How to open .CSF files on Linux
To open .CSF files on Linux, install Open Babel (CLI tool).
Step-by-step instructions
- Install Open Babel (CLI tool).
- Convert the .CSF to another chemistry format using Open Babel and open the converted output with your chemistry software.
- If the file won’t import, check whether your Open Babel build supports reading this particular .CSF variant (some references describe the format support as write-only).
Recommended software
- VS Code
- Notepad++/TextEdit
- jq (CLI)
Alternative methods
- Open .CSF in a browser-based viewer if desktop apps fail.
- Try opening .CSF on Linux with a secondary app to rule out app-specific issues.
- Convert .CSF only with trusted tools when direct opening is not possible.
Common issues
No app can open the .CSF file
Many systems don’t recognize .CSF as a common end-user format. In chemistry contexts it is typically handled by specialized tooling, often via conversion.
- Confirm the file came from a chemistry/molecular modeling workflow (CAChe MolStruct).
- Use Open Babel to convert it to a more common chemistry format and open the converted result.
Open Babel cannot read the .CSF file
Open Babel documentation and other references list CAChe MolStruct as write-only in some contexts, so your file may not be readable even if the format is known.

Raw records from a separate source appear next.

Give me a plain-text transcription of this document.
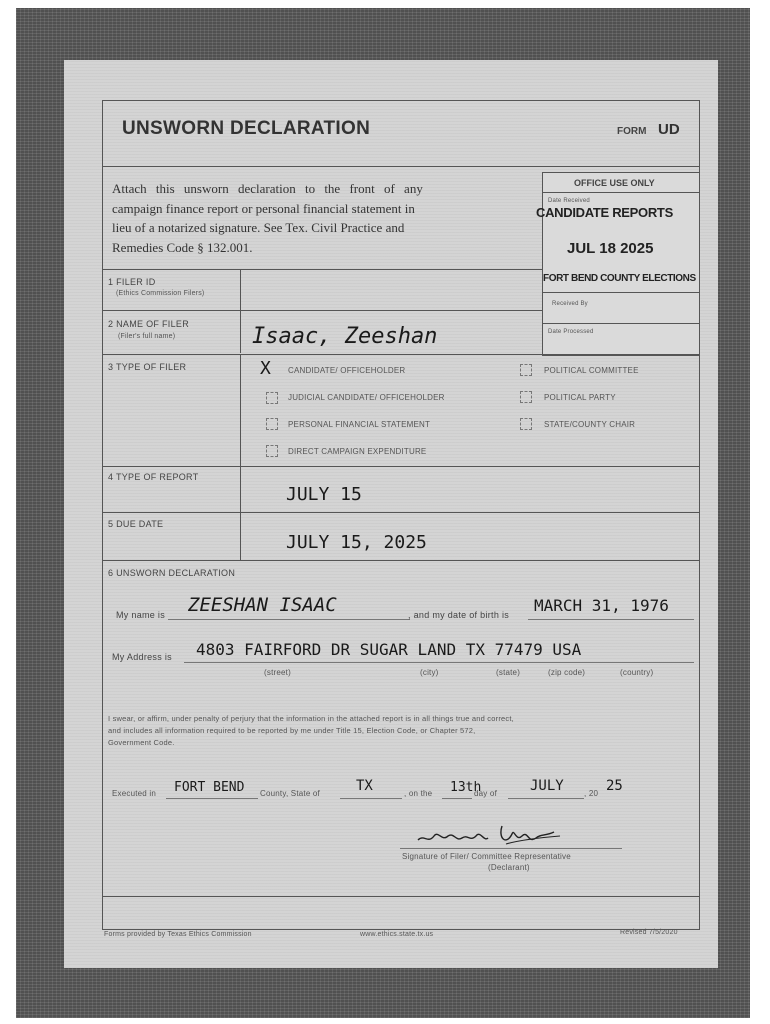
UNSWORN DECLARATION	FORM UD
Attach this unsworn declaration to the front of any
campaign finance report or personal financial statement in
lieu of a notarized signature. See Tex. Civil Practice and
Remedies Code § 132.001.
OFFICE USE ONLY
Date Received
CANDIDATE REPORTS
JUL 18 2025
FORT BEND COUNTY ELECTIONS
Received By
Date Processed
1 FILER ID
(Ethics Commission Filers)
2 NAME OF FILER
(Filer's full name)	Isaac, Zeeshan
3 TYPE OF FILER	X CANDIDATE/ OFFICEHOLDER
JUDICIAL CANDIDATE/ OFFICEHOLDER
PERSONAL FINANCIAL STATEMENT
DIRECT CAMPAIGN EXPENDITURE
POLITICAL COMMITTEE
POLITICAL PARTY
STATE/COUNTY CHAIR
4 TYPE OF REPORT
JULY 15
5 DUE DATE
JULY 15, 2025
6 UNSWORN DECLARATION
My name is ZEESHAN ISAAC	, and my date of birth is MARCH 31, 1976
My Address is 4803 FAIRFORD DR SUGAR LAND TX 77479 USA
(street)	(city)	(state)	(zip code)	(country)
I swear, or affirm, under penalty of perjury that the information in the attached report is in all things true and correct,
and includes all information required to be reported by me under Title 15, Election Code, or Chapter 572,
Government Code.
Executed in FORT BEND County, State of	TX	, on the 13th
day of JULY	, 20 25
Signature of Filer/ Committee Representative
(Declarant)
Forms provided by Texas Ethics Commission	www.ethics.state.tx.us	Revised 7/5/2020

- Check whether your goal is to create/export CSF (write) versus import CSF (read).
- If you must read it, try obtaining the original software/workflow that produced the file, or ask for the data in a different export format.
File opens but appears empty or incorrect after conversion
Conversion quality depends on how completely the structure information is represented and whether the converter supports all fields/variants.
- Convert to more than one target chemistry format and compare results to detect information loss.
- If possible, request a different export format from the source system that better preserves the needed properties.
Security note
.CSF in this context is a data file (chemical structure), not an executable format, but opening it still relies on parsers—avoid using obscure or untrusted converters/viewers for files from unknown sources.